いうまでもなく塩野七生さんはイタリア在住の作家で、大作・「ローマ人の物語」など西洋史に題材を得た歴史エッセイなどで本年度文化勲章を受賞され、また私を西洋史の世界へ導いてくれた人でもある。
「点と線」はこれも殊更いうまでもなく作家・松本清張さんの代表作で、時刻表トリックで一世を風靡した推理小説である。
イタリアではここ数年で、立て続けに司馬遼太郎さんや松本清張さんの作品が伊訳出版されているらしく、これを受けて月刊「文藝春秋」11月号の巻頭随筆に『「点と線」を読む』として掲載されている。
この随筆のなかに塩野さんらしいものの見方が出ており、余計なものは省き、一般の推理小説の読後感とは異なる面白い着眼点を以下に抜き出してみた。
・この小説ではアリバイ作りに時刻表が活用されている。

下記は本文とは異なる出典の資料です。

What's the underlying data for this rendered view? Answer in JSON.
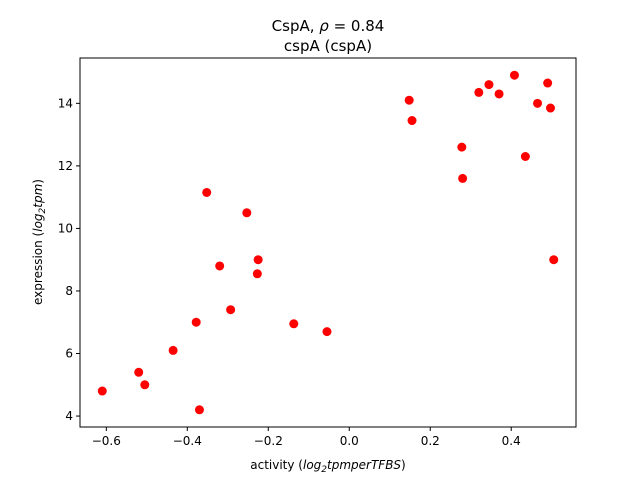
{
  "chart_data": {
    "type": "scatter",
    "title_line1_text": "CspA, ",
    "title_line1_rho": "ρ",
    "title_line1_value": " = 0.84",
    "title_line2": "cspA (cspA)",
    "xlabel_prefix": "activity (",
    "xlabel_math": "log",
    "xlabel_sub": "2",
    "xlabel_math2": "tpmperTFBS",
    "xlabel_suffix": ")",
    "ylabel_prefix": "expression (",
    "ylabel_math": "log",
    "ylabel_sub": "2",
    "ylabel_math2": "tpm",
    "ylabel_suffix": ")",
    "xlim": [
      -0.665,
      0.56
    ],
    "ylim": [
      3.65,
      15.45
    ],
    "xticks": [
      -0.6,
      -0.4,
      -0.2,
      0.0,
      0.2,
      0.4
    ],
    "xtick_labels": [
      "−0.6",
      "−0.4",
      "−0.2",
      "0.0",
      "0.2",
      "0.4"
    ],
    "yticks": [
      4,
      6,
      8,
      10,
      12,
      14
    ],
    "ytick_labels": [
      "4",
      "6",
      "8",
      "10",
      "12",
      "14"
    ],
    "grid": false,
    "color": "#ff0000",
    "points": [
      {
        "x": -0.61,
        "y": 4.8
      },
      {
        "x": -0.52,
        "y": 5.4
      },
      {
        "x": -0.505,
        "y": 5.0
      },
      {
        "x": -0.435,
        "y": 6.1
      },
      {
        "x": -0.37,
        "y": 4.2
      },
      {
        "x": -0.378,
        "y": 7.0
      },
      {
        "x": -0.352,
        "y": 11.15
      },
      {
        "x": -0.32,
        "y": 8.8
      },
      {
        "x": -0.293,
        "y": 7.4
      },
      {
        "x": -0.253,
        "y": 10.5
      },
      {
        "x": -0.225,
        "y": 9.0
      },
      {
        "x": -0.227,
        "y": 8.55
      },
      {
        "x": -0.137,
        "y": 6.95
      },
      {
        "x": -0.055,
        "y": 6.7
      },
      {
        "x": 0.148,
        "y": 14.1
      },
      {
        "x": 0.155,
        "y": 13.45
      },
      {
        "x": 0.278,
        "y": 12.6
      },
      {
        "x": 0.28,
        "y": 11.6
      },
      {
        "x": 0.32,
        "y": 14.35
      },
      {
        "x": 0.345,
        "y": 14.6
      },
      {
        "x": 0.37,
        "y": 14.3
      },
      {
        "x": 0.408,
        "y": 14.9
      },
      {
        "x": 0.435,
        "y": 12.3
      },
      {
        "x": 0.465,
        "y": 14.0
      },
      {
        "x": 0.49,
        "y": 14.65
      },
      {
        "x": 0.497,
        "y": 13.85
      },
      {
        "x": 0.505,
        "y": 9.0
      }
    ]
  }
}
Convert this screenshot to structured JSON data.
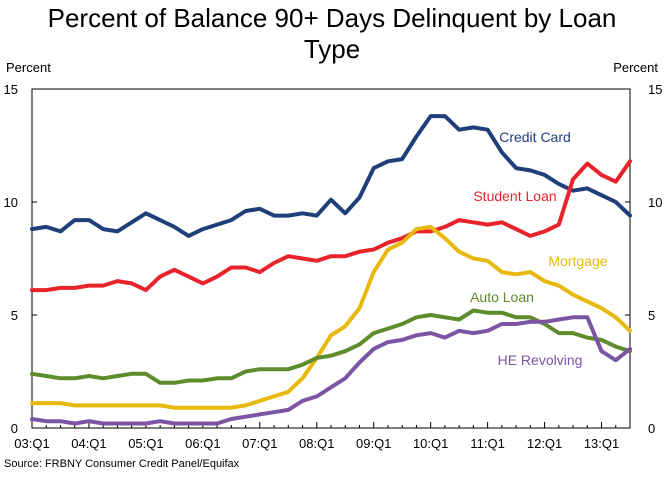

このようなことに時刻表が使われているということは定時定刻に汽車は運行されていたということである。
・この小説は1957~58年にかけて執筆されているとのことであり、日本が敗北した1945年からわずか12年の間に、戦争で壊滅したインフラを犯行のアリバイ作りに活用されれているほどに日本人は復興させたことになる。
・左派的な考えとみられる松本清張さんは、この小説が冒頭から汚職絡みで始まっているように、権力は悪という前提に立たれているようにみえるが、社会生活の基盤であるインフラ整備は国家が行う大事業であり権力が不可欠になる。
・権力は悪用された場合は「悪」になるのであって、良く使われれば「先行投資」という「善」になる。
・1957年(昭和32年)当時の日本は目の前に突き付けられた事を「ヤッタ」。それが66年後の今、目の前に突き付けられているのに「ヤラナイ」というのはどういう訳?
🔘推理小説を読んでも、塩野七生さんらしいものの見方、考え方が微動だにしていないことに感心する。
🔘今日の一句
七草をスマホに尋ね歩く秋
🔘施設の庭の片隅、野路菊のような気がする。